Bestiaire (Η εξαίσια γυναίκα με τα ψαριά – 2014)
Nouvelles d’Andréas Mitsou
Traduction : Simone Taillefer
Éditions Monemvassia, 2018
Pas facile d’entrer dans le monde d’Andréas Mitsou. Son recueil de nouvelles s’appuie pourtant sur un thème très souvent ressassé : la perte brutale d’un être aimé, la douleur de l’absence, le vide d’une vie qui n’a désormais plus de sens. L’auteur choisit curieusement un style faussement réaliste, austère et minimaliste. Même si les personnages « tissent d’étranges liens d’identification avec les bêtes, boucs émissaires, victimes expiatoires ou reflets de leurs relations tourmentées », nulle trace de fantastique, de sensationnel, ni de surréalisme.
Les courtes histoires possèdent chacune leur épaisseur, leur force dramatique ; ramassées sur elles-mêmes, elles sont denses et fermées, comme l’esprit tourmenté d’un homme délaissé, assiégé par le désespoir. Les relations des personnages avec les animaux relèvent davantage de l’ordre du fantasme, de la construction mentale, du cauchemar les yeux grand-ouverts, que du fabuleux. Chaque narrateur, homme ou femme, est englué dans une obsession, des souvenirs, des habitudes, aussi vaines que destructrices. Étouffant dans cette prison psychologique construite pour supporter le manque ou l’indifférence de l’Autre, les héros finissent par craquer, par halluciner, par se montrer cruels ou nuisibles. Le premier se met à brouter des fleurs, le suivant fait brûler vive une tortue ; l’un pend un labrador, l’autre caquète comme une poule. Les forêts sont hantées par des créatures malveillantes ; les objets mutilent les écrivains et les poussent à se défenestrer ; les hommes faibles se prennent pour des oiseaux ou s’amourachent d’une chèvre aux yeux bleus. Mais Andréas Mitsou ne force jamais le trait, il reste factuel, modéré et sobre, transformant ainsi l’extraordinaire en ordinaire.

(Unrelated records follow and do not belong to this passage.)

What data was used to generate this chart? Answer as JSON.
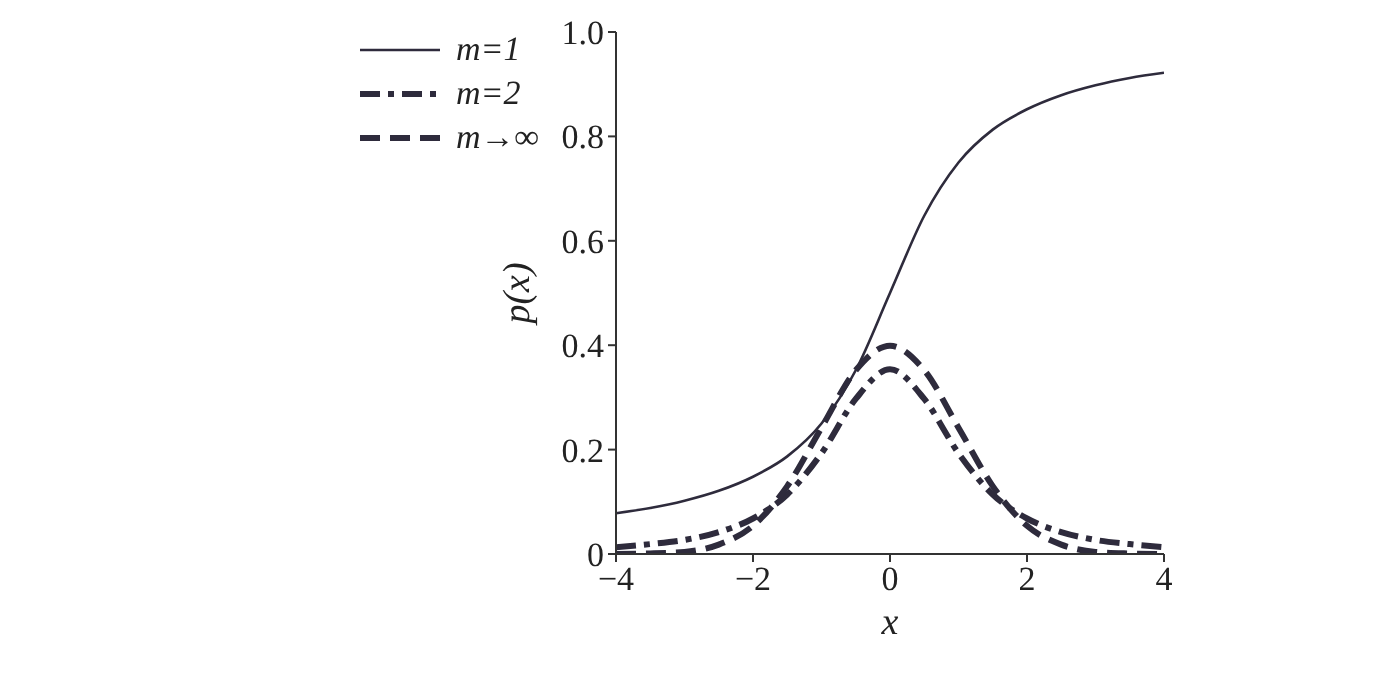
{
  "chart_data": {
    "type": "line",
    "xlabel": "x",
    "ylabel": "p(x)",
    "x": [
      -4,
      -3.5,
      -3,
      -2.5,
      -2,
      -1.5,
      -1,
      -0.5,
      0,
      0.5,
      1,
      1.5,
      2,
      2.5,
      3,
      3.5,
      4
    ],
    "series": [
      {
        "name": "m=1",
        "color": "#2e2b3c",
        "line_style": "solid",
        "values": [
          0.078,
          0.088,
          0.102,
          0.121,
          0.148,
          0.187,
          0.25,
          0.352,
          0.5,
          0.648,
          0.75,
          0.813,
          0.852,
          0.879,
          0.898,
          0.912,
          0.922
        ]
      },
      {
        "name": "m=2",
        "color": "#2e2b3c",
        "line_style": "dashdot",
        "values": [
          0.013,
          0.019,
          0.027,
          0.042,
          0.068,
          0.114,
          0.193,
          0.297,
          0.354,
          0.297,
          0.193,
          0.114,
          0.068,
          0.042,
          0.027,
          0.019,
          0.013
        ]
      },
      {
        "name": "m→∞",
        "color": "#2e2b3c",
        "line_style": "dashed",
        "values": [
          0.0,
          0.001,
          0.004,
          0.018,
          0.054,
          0.13,
          0.242,
          0.352,
          0.399,
          0.352,
          0.242,
          0.13,
          0.054,
          0.018,
          0.004,
          0.001,
          0.0
        ]
      }
    ],
    "xlim": [
      -4,
      4
    ],
    "xticks": [
      {
        "value": -4,
        "label": "−4"
      },
      {
        "value": -2,
        "label": "−2"
      },
      0,
      2,
      4
    ],
    "ylim": [
      0,
      1
    ],
    "yticks": [
      0,
      0.2,
      0.4,
      0.6,
      0.8,
      {
        "value": 1,
        "label": "1.0"
      }
    ],
    "grid": false,
    "legend": "top left",
    "marker": "none"
  }
}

Les femmes sont, comme son titre original l’indiquait, le sujet principal du recueil, motifs de souvenirs indélébiles et destructeurs, ou héroïnes opiniâtres. Fatales, cruelles, intrépides et déterminées, elles inversent le rapport de domination en se jouant des hommes, sensibles et sentimentaux. Les héros de Mitsou aiment les roses, se donnent sans mesure, se sacrifient pour leur belle, pour se retrouver démunis lorsqu’ils sont plaqués sans explications. Est-ce la fin de l’amour que les hommes sont incapables de supporter, ou bien ce rejet les renvoient-ils à une peur viscérale de ne plus exister sans l’Autre ?
La question est légitime, et le recueil se referme sur des nouvelles à la tonalité très différente. Il n’est plus question de passion dévastatrice ou de vengeance implacable, mais d’angoisses qui étouffent et rendent fou : un personnage est persuadé d’entendre la voix de sa mère morte ; un autre s’imagine rétrécir et partir en épaisses vapeurs aspirées par le ciel. Le corps du dernier, qui pourrait bien être celui d’Andréas Mitsou, absorbe de l’encre tel un buvard et ressemble à un Indien paré de ses peintures de guerre, en noir et blanc. L’homme a tout perdu, jusqu’à la raison, quand l’amour s’est enfui, emportant le bonheur, le calme et la sécurité.
Dans ce Bestiaire, Andréas Mitsou dessine vingt fragments d’un parcours amoureux, passant de la passion à l’abandon, des souvenirs tenaces aux châtiments, de la peur à la folie. Parcours singulier, flirtant avec l’étrange, sans jamais se résoudre au bizarre, en équilibre précaire sur une réalité déformée par un inconscient soudain libéré… par l’écriture.